UCLA students can now access a new way to save on transportation.
Metrolink’s Student Adventure Pass allows students from kindergarten through college with a valid student identification to use the Metrolink system for free. The Student Adventure Pass launched in October 2023 and was renewed in June 2024.
Over 2,000 Student Adventure Passes were registered by Sept. 20 using an email associated with the UCLA email domain, and over 1,200 UCLA students have been using the pass since the launch of the program, said Amber Moyers, project manager for the Student Adventure Pass at Metrolink.
Metrolink has service lines in five counties in Southern California – Los Angeles, Orange, Riverside, San Bernardino, and Ventura – for a total of 545 miles of rails, said Erika Cortez, a communications intern at Metrolink.
Students have two methods to access the free Student Adventure Pass.
The first is the mobile Student Adventure Pass, which can be accessed by downloading the Metrolink app, Cortez said. She said that after students verify their email, the pass is added to their mobile ticket wallet in the app. The second method is using paper tickets, available through Metrolink’s ticket vending machines, she added.
Metrolink allows students to travel long distances car free, Moyers said.
“We’re the largest regional rail in California and the third largest in the United States,” she said. “It gives them the freedom to travel without a car, whether it’s for work or school or just exploring SoCal for fun.”
Free transportation can greatly benefit college students, especially those with financial constraints, said Amy Lee, a postdoctoral scholar at the UCLA Institute of Transportation Studies. Lee added that car ownership is expensive due to costs including maintenance, registration and campus parking.
“Huge swaths of college students have really limited incomes, which also makes them really limited in where they can live,” she said. “Transit access and transportation and accessibility, generally, is a really important thing for students or for people who have constrained choices around where they can afford to live.”
The Student Adventure Pass is a helpful resource for accessing career opportunities and exploring California, Cortez said. Saving money through the free pass has allowed her to pursue internships outside of her local area, she added.
“I think the Student Adventure Pass really helps students access higher education,” Moyers said. “College is expensive enough without worrying about your train tickets.”
Introducing college students to public transportation can help them consider using public transportation more once they become older and enter the workforce, said Meredith Yeoman, the public relations manager at Metrolink.
Students using public transportation has lasting implications beyond the individual level. Encouraging the use of public transportation will help future generations fight climate change, Yeoman added.

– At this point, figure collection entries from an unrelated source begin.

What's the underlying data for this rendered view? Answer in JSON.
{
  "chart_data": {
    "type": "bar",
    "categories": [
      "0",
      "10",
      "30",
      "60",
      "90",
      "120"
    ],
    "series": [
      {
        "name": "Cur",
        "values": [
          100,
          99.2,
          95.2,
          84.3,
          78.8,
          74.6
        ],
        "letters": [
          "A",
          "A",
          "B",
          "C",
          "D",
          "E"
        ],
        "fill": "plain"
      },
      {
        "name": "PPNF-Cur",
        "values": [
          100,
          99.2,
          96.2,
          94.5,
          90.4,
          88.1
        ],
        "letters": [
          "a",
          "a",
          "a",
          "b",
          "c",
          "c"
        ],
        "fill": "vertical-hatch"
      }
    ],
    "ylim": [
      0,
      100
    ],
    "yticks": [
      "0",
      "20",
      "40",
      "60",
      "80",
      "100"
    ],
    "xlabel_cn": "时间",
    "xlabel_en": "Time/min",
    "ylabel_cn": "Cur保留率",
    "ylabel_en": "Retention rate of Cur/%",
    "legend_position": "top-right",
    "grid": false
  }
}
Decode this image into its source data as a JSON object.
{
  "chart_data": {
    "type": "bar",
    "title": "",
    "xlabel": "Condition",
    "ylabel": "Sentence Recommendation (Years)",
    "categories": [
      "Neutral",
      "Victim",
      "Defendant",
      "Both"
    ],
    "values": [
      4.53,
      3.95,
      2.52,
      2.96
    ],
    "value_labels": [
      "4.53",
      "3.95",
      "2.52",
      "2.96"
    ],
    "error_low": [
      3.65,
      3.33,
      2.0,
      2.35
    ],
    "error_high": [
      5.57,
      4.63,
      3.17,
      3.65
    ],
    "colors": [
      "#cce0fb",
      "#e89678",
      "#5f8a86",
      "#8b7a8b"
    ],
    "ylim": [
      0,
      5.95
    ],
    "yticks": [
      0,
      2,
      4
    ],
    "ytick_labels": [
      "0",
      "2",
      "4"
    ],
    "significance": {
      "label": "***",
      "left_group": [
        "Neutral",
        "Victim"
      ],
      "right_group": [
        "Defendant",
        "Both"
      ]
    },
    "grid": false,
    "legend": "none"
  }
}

“Our state has the most ambitious climate action goals of any state in the U.S. And when you’re using public transportation, it’s really the greenest way that you can travel. It gets cars off the road. So that’s a really big deal for us to be able to provide that service to make it free to the next generation,” Yeoman said. “We all know that the younger generation is really attuned to climate change.”
The goal of transportation as a field is to help people get to where they need to be with who they need to be with, Lee said.
“A highway is not an end in and of itself. It’s a means to get somewhere,” Lee said. “Transportation, as its guiding force, or as its guiding philosophy, is ultimately about bringing people and communities to places, to each other and to where they need to go.”